Progressive rendering (Dart) excerpt
Future<void> _generateWords() async {
  final wordList = text.split(' ');

  for (int i = 0; i < wordList.length; i++) {
    double min = 0.03;
    double max = 0.1;
    double randomValue = min + Random().nextDouble() * (max - min);

    await Future.delayed(
      Duration(milliseconds: (randomValue * 1000).toInt()),
    );

    setState(() {
      words.add(wordList[i]);
    });
  }
}

Challenges and what I did about them

Generic outputs

Early versions felt repetitive and sometimes too optimistic. Tightening the control layer and keeping a consistent structure improved quality quickly.
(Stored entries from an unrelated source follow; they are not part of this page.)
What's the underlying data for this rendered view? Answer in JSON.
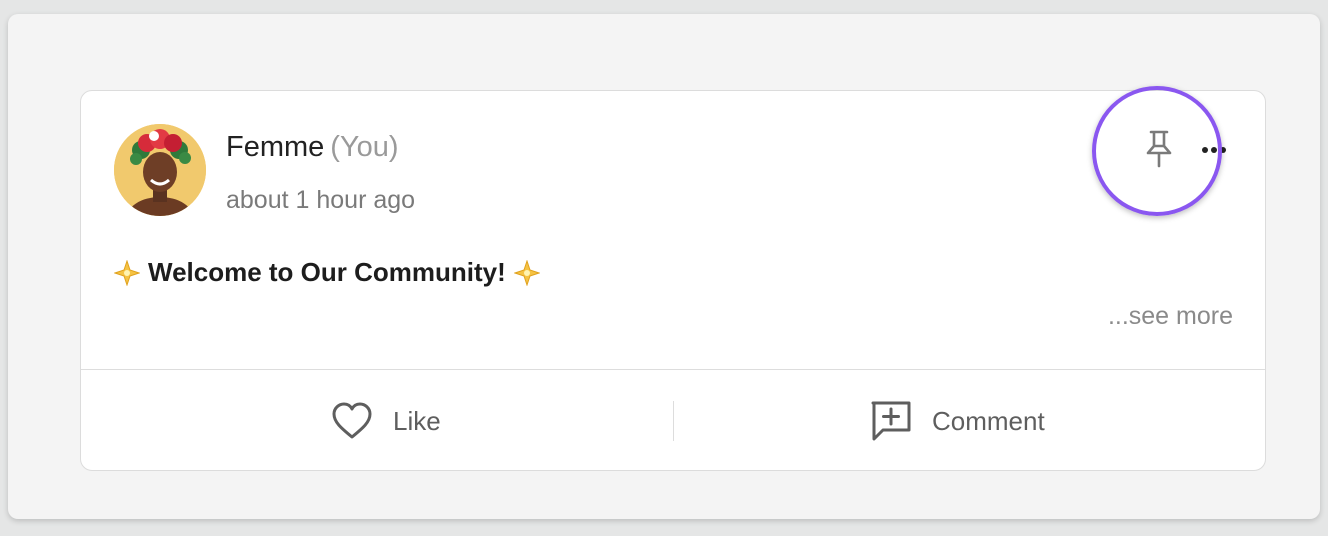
{
  "post": {
    "author": "Femme",
    "author_tag": "(You)",
    "timestamp": "about 1 hour ago",
    "content": "Welcome to Our Community!",
    "content_prefix_icon": "sparkle-star-icon",
    "content_suffix_icon": "sparkle-star-icon",
    "see_more": "...see more"
  },
  "actions": {
    "like_label": "Like",
    "like_icon": "heart-icon",
    "comment_label": "Comment",
    "comment_icon": "comment-add-icon"
  },
  "header_icons": {
    "pin": "pin-icon",
    "more": "more-icon"
  },
  "colors": {
    "highlight": "#8a57f0",
    "avatar_bg": "#f1c96d",
    "text_primary": "#222222",
    "text_secondary": "#7a7a7a"
  }
}
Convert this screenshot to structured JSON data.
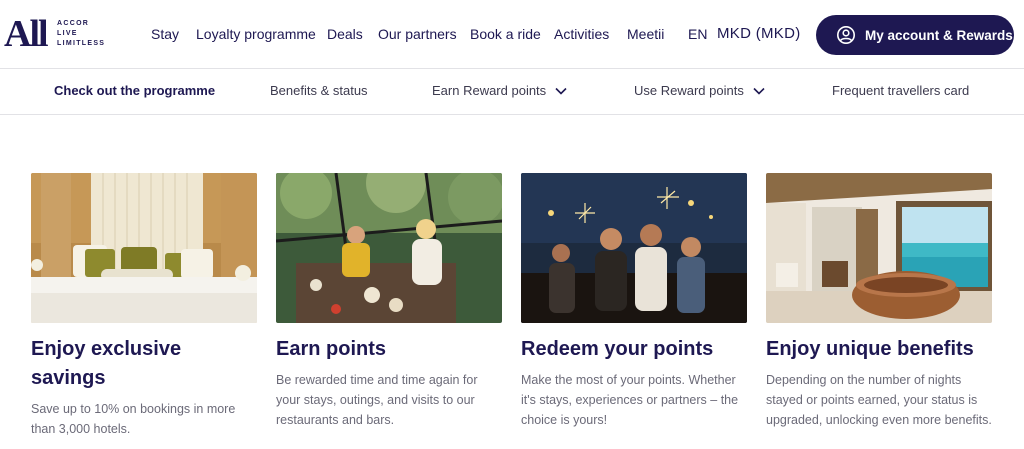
{
  "logo": {
    "brand": "All",
    "tagline": [
      "ACCOR",
      "LIVE",
      "LIMITLESS"
    ]
  },
  "nav": {
    "items": [
      {
        "label": "Stay"
      },
      {
        "label": "Loyalty programme"
      },
      {
        "label": "Deals"
      },
      {
        "label": "Our partners"
      },
      {
        "label": "Book a ride"
      },
      {
        "label": "Activities"
      },
      {
        "label": "Meetii"
      }
    ],
    "language": "EN",
    "currency": "MKD (MKD)",
    "account_button": "My account & Rewards",
    "account_icon": "user-circle-icon"
  },
  "subnav": {
    "items": [
      {
        "label": "Check out the programme",
        "active": true
      },
      {
        "label": "Benefits & status"
      },
      {
        "label": "Earn Reward points",
        "dropdown": true
      },
      {
        "label": "Use Reward points",
        "dropdown": true
      },
      {
        "label": "Frequent travellers card"
      }
    ]
  },
  "cards": [
    {
      "title": "Enjoy exclusive savings",
      "description": "Save up to 10% on bookings in more than 3,000 hotels.",
      "image": "hotel-bedroom-photo"
    },
    {
      "title": "Earn points",
      "description": "Be rewarded time and time again for your stays, outings, and visits to our restaurants and bars.",
      "image": "friends-dining-outdoors-photo"
    },
    {
      "title": "Redeem your points",
      "description": "Make the most of your points. Whether it's stays, experiences or partners – the choice is yours!",
      "image": "party-sparklers-photo"
    },
    {
      "title": "Enjoy unique benefits",
      "description": "Depending on the number of nights stayed or points earned, your status is upgraded, unlocking even more benefits.",
      "image": "ocean-villa-bathtub-photo"
    }
  ],
  "colors": {
    "brand_navy": "#1e1852",
    "text_muted": "#6b6a78",
    "divider": "#e2e2e6"
  }
}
Success rates drifting too high

Without constraints, models tend to reward the user. I explicitly reinforced realism and made sure the output acknowledged that training doesn’t guarantee victory.

Token cost and length

Simulations can get expensive fast. I capped the structure (paragraph limits), tuned max tokens, and separated elite vs non-elite output budgets.

What this actually is: a structured simulation engine where real user data drives generation, constraints keep it realistic, and the result ships inside a production Flutter app.

Takeaways

The biggest lesson for me was that GenAI gets good when you treat it like a system component, not a magic text box. Structure, constraints, and integration matter more than fancy prompts.